The Marine Climate Change Science programme

These two projects I have just shared demonstrate how marine science research can contribute to safeguarding our marine biodiversity and achieve a win-win outcome – achieving engineering objectives but also ensuring that marine biodiversity continues thrive. That requires interdisciplinary collaboration.

Beyond that, it can even benefit our food resilience, by helping to protect local fish supplies. A big thank you to all of our friends and colleagues who have contributed to the MSRDP

Looking ahead, as we focus our minds on combating climate change, a new S$25 million programme – the Marine Climate Change Science programme, or MCCS  will take the work of the MSRDP forward, building on the excellent work over the last six years.

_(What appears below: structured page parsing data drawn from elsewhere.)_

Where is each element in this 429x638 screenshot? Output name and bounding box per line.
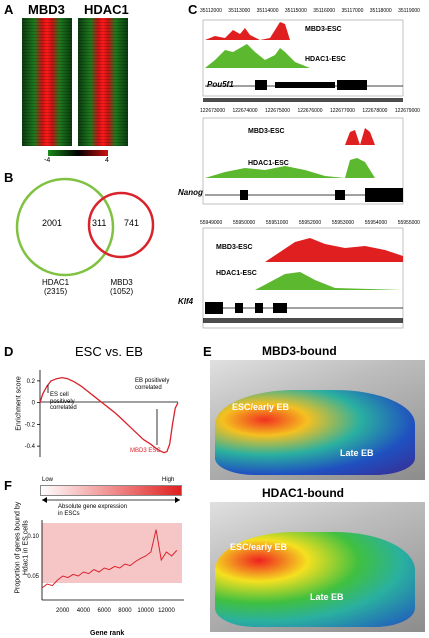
- region-esc-early-eb-2: ESC/early EB: [230, 542, 288, 552]
- track-label-mbd3-3: MBD3-ESC: [216, 244, 253, 251]
- panel-letter-c: C: [188, 2, 198, 17]
- venn-right-total: (1052): [110, 287, 134, 296]
- venn-overlap-count: 311: [92, 218, 107, 228]
- f-y-tick-label: 0.05: [27, 574, 39, 580]
- heatmap-mbd3: [22, 18, 72, 146]
- expression-arrow: [42, 497, 180, 503]
- f-y-tick-label: 0.10: [27, 534, 39, 540]
- track-label-mbd3-2: MBD3-ESC: [248, 128, 285, 135]
- panel-letter-d: D: [4, 344, 14, 359]
- track-label-mbd3-1: MBD3-ESC: [305, 26, 342, 33]
- heatmap-label-hdac1: HDAC1: [84, 2, 129, 17]
- panel-letter-b: B: [4, 170, 14, 185]
- gsea-plot: 0.2 0 -0.2 -0.4: [25, 370, 179, 457]
- f-x-tick-label: 6000: [98, 608, 112, 614]
- gsea-title: ESC vs. EB: [75, 344, 143, 359]
- region-late-eb-1: Late EB: [340, 448, 374, 458]
- coords-nanog: 122673000 122674000 122675000 122676000 1226…: [200, 108, 420, 114]
- gradient-low-label: Low: [42, 477, 54, 483]
- d-y-tick-label: -0.2: [25, 422, 36, 428]
- genome-tracks: [202, 19, 404, 329]
- panel-letter-e: E: [203, 344, 212, 359]
- track-label-hdac1-2: HDAC1-ESC: [248, 160, 289, 167]
- venn-right-name: MBD3: [110, 278, 133, 287]
- hdac1-series: [41, 529, 178, 589]
- f-x-tick-label: 12000: [158, 608, 175, 614]
- venn-left-label: HDAC1 (2315): [42, 278, 69, 296]
- gsea-annotation-es: ES cell positively correlated: [50, 392, 77, 412]
- venn-circle-mbd3: [87, 191, 155, 259]
- gsea-annotation-eb: EB positively correlated: [135, 378, 170, 391]
- panel-letter-f: F: [4, 478, 12, 493]
- d-y-tick-label: 0: [32, 401, 36, 407]
- f-x-tick-label: 8000: [118, 608, 132, 614]
- highlight-band: [42, 523, 182, 583]
- d-y-tick-label: -0.4: [25, 444, 36, 450]
- landscape-title-mbd3: MBD3-bound: [262, 344, 337, 358]
- hdac1-xlabel: Gene rank: [90, 630, 125, 637]
- coords-pou5f1: 35112000 35113000 35114000 35115000 35116000…: [200, 8, 420, 14]
- gene-label-klf4: Klf4: [178, 297, 194, 306]
- venn-left-name: HDAC1: [42, 278, 70, 287]
- venn-left-count: 2001: [42, 218, 63, 228]
- region-esc-early-eb-1: ESC/early EB: [232, 402, 290, 412]
- track-label-hdac1-1: HDAC1-ESC: [305, 56, 346, 63]
- scale-min-label: -4: [44, 157, 51, 164]
- venn-right-label: MBD3 (1052): [110, 278, 133, 296]
- venn-right-count: 741: [124, 218, 140, 228]
- heatmap-label-mbd3: MBD3: [28, 2, 65, 17]
- heatmap-hdac1: [78, 18, 128, 146]
- expression-gradient-bar: [40, 485, 182, 496]
- venn-circle-hdac1: [15, 177, 115, 277]
- gene-label-pou5f1: Pou5f1: [207, 80, 234, 89]
- gene-label-nanog: Nanog: [178, 188, 203, 197]
- venn-diagram: [15, 177, 155, 277]
- scale-max-label: 4: [105, 157, 109, 164]
- panel-letter-a: A: [4, 2, 14, 17]
- coords-klf4: 55949000 55950000 55951000 55952000 55953000…: [200, 220, 420, 226]
- gradient-high-label: High: [162, 477, 175, 483]
- color-scale-bar: [48, 150, 108, 156]
- track-label-hdac1-3: HDAC1-ESC: [216, 270, 257, 277]
- d-y-tick-label: 0.2: [27, 379, 36, 385]
- f-x-tick-label: 4000: [77, 608, 91, 614]
- landscape-hdac1: ESC/early EB Late EB: [210, 502, 425, 632]
- landscape-mbd3: ESC/early EB Late EB: [210, 360, 425, 480]
- gsea-series-mbd3-esc: [39, 376, 179, 454]
- gsea-series-label: MBD3 ESC: [130, 448, 161, 454]
- expression-arrow-label: Absolute gene expression in ESCs: [58, 504, 128, 517]
- f-x-tick-label: 2000: [56, 608, 70, 614]
- landscape-title-hdac1: HDAC1-bound: [262, 486, 344, 500]
- venn-left-total: (2315): [44, 287, 68, 296]
- hdac1-rank-plot: 0.10 0.05 2000 4000 6000 8000 10000 12000: [27, 520, 184, 614]
- region-late-eb-2: Late EB: [310, 592, 344, 602]
- f-x-tick-label: 10000: [137, 608, 154, 614]
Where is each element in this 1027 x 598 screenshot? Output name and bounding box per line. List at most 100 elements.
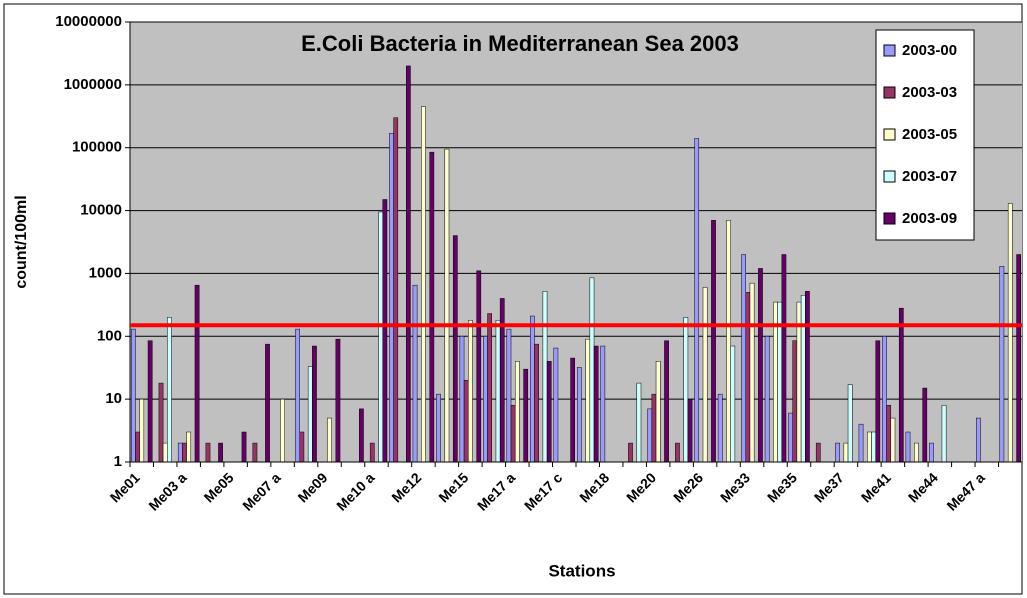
bar	[553, 347, 559, 463]
bar	[898, 307, 904, 463]
bar	[476, 270, 482, 463]
bar	[194, 284, 200, 463]
bar	[167, 317, 172, 463]
legend-label: 2003-09	[902, 210, 957, 227]
bar	[389, 132, 394, 463]
bar	[576, 367, 582, 463]
bar	[792, 340, 798, 463]
bar	[312, 345, 317, 463]
y-tick-label: 10000	[80, 202, 122, 219]
bar	[335, 338, 341, 463]
y-tick-label: 1000000	[64, 76, 122, 93]
legend-swatch	[883, 86, 896, 99]
bar	[922, 387, 928, 463]
bar	[452, 235, 458, 463]
chart-title: E.Coli Bacteria in Mediterranean Sea 200…	[301, 31, 739, 56]
bar	[914, 442, 919, 463]
bar	[436, 393, 441, 463]
bar	[327, 417, 332, 463]
bar	[444, 148, 450, 463]
bar	[745, 292, 751, 463]
legend-label: 2003-05	[902, 126, 957, 143]
bar	[241, 431, 247, 463]
bar	[651, 393, 657, 463]
bar	[687, 398, 693, 463]
bar	[726, 220, 731, 463]
legend-swatch	[883, 128, 896, 141]
bar	[843, 442, 849, 463]
bar	[421, 106, 426, 463]
bar	[941, 404, 947, 463]
legend-swatch	[883, 212, 896, 225]
legend-swatch	[883, 44, 896, 57]
plot-area	[130, 22, 1022, 462]
x-axis-label: Stations	[548, 561, 615, 580]
bar	[664, 340, 669, 463]
bar	[867, 431, 872, 463]
bar	[523, 368, 529, 463]
bar	[781, 254, 787, 463]
y-axis-label: count/100ml	[13, 195, 30, 288]
bar	[412, 284, 418, 463]
bar	[139, 398, 145, 463]
y-tick-label: 10000000	[55, 13, 122, 30]
bar	[628, 442, 633, 463]
bar	[359, 408, 364, 463]
bar	[647, 408, 653, 463]
bar	[890, 417, 896, 463]
bar	[265, 343, 270, 463]
y-tick-label: 100000	[72, 139, 122, 156]
bar	[976, 417, 981, 463]
bar	[295, 328, 301, 463]
bar	[393, 117, 399, 463]
bar	[514, 361, 520, 463]
bar	[717, 393, 723, 463]
bar	[875, 340, 881, 463]
bar	[711, 220, 716, 463]
bar	[510, 404, 516, 463]
y-tick-label: 10	[105, 390, 122, 407]
bar	[546, 361, 552, 463]
bar	[749, 282, 755, 463]
bar	[369, 442, 375, 463]
bar	[280, 398, 285, 463]
bar	[905, 431, 911, 463]
bar	[694, 138, 700, 463]
bar	[534, 343, 539, 463]
bar	[730, 345, 736, 463]
bar	[463, 379, 469, 463]
bar	[307, 366, 313, 463]
bar	[542, 291, 548, 463]
bar	[177, 442, 183, 463]
bar	[570, 357, 576, 463]
bar	[788, 412, 793, 463]
bar	[299, 431, 305, 463]
bar	[835, 442, 840, 463]
bar	[593, 345, 599, 463]
bar	[871, 431, 876, 463]
bar	[182, 442, 187, 463]
bar	[483, 336, 488, 463]
bar	[506, 328, 512, 463]
bar	[999, 266, 1005, 463]
bar	[186, 431, 192, 463]
bar	[468, 319, 473, 463]
bar	[805, 291, 810, 463]
bar	[499, 298, 505, 463]
bar	[495, 319, 501, 463]
bar	[847, 384, 853, 463]
bar	[675, 442, 680, 463]
y-tick-label: 1000	[89, 264, 122, 281]
bar	[487, 313, 492, 463]
bar	[886, 404, 892, 463]
bar	[702, 287, 708, 463]
bar	[158, 382, 164, 463]
bar	[252, 442, 258, 463]
legend-label: 2003-00	[902, 42, 957, 59]
bar	[741, 254, 747, 463]
bar	[815, 442, 821, 463]
bar	[530, 315, 535, 463]
bar	[135, 431, 140, 463]
bar	[683, 317, 689, 463]
legend-swatch	[883, 170, 896, 183]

We will work with researchers and government agencies on world-class scientific and translational research.

In particular, we will study the impact of climate change on our marine ecosystems, such as rising sea levels, increasing sea surface temperatures, and extreme storm events; and how we can overcome these challenges in a sustainable manner, such as by using nature-based solutions to protect our coasts against rising sea levels.

The first MCCS grant call will be launched in November this year, and we look forward to your applications. As we start this new chapter of the MCCS, I invite all of you from our research community to participate actively, just as how you had lent your invaluable support to the MSRDP.

By protecting our natural environment, and finding ways for our city to coexist with nature, programmes like the MCCS contribute to our efforts to transform Singapore truly into a City in Nature – which is a key pillar under our Green Plan.


To round up, let me thank Professor Peter Ng and his team again – Prof Staffan Kjelleberg, deputy director of the MSRDP, the MSRDP steering committee, and many others – for delivering a multi-disciplinary and integrated national level R&D programme that has forged close partnerships between the marine science research community, government agencies as well as industry.

Thank you to all the MSRDP participants for laying a strong foundation for Singapore’s marine science research, both domestically and internationally.

We seek your continued support. All of us can play a part. Together, we can move forward to tackle the most challenging problems posed by climate change, and there is no time to spare.

Thank you, wherever you are in the world, and I look forward to an inspiring conference ahead.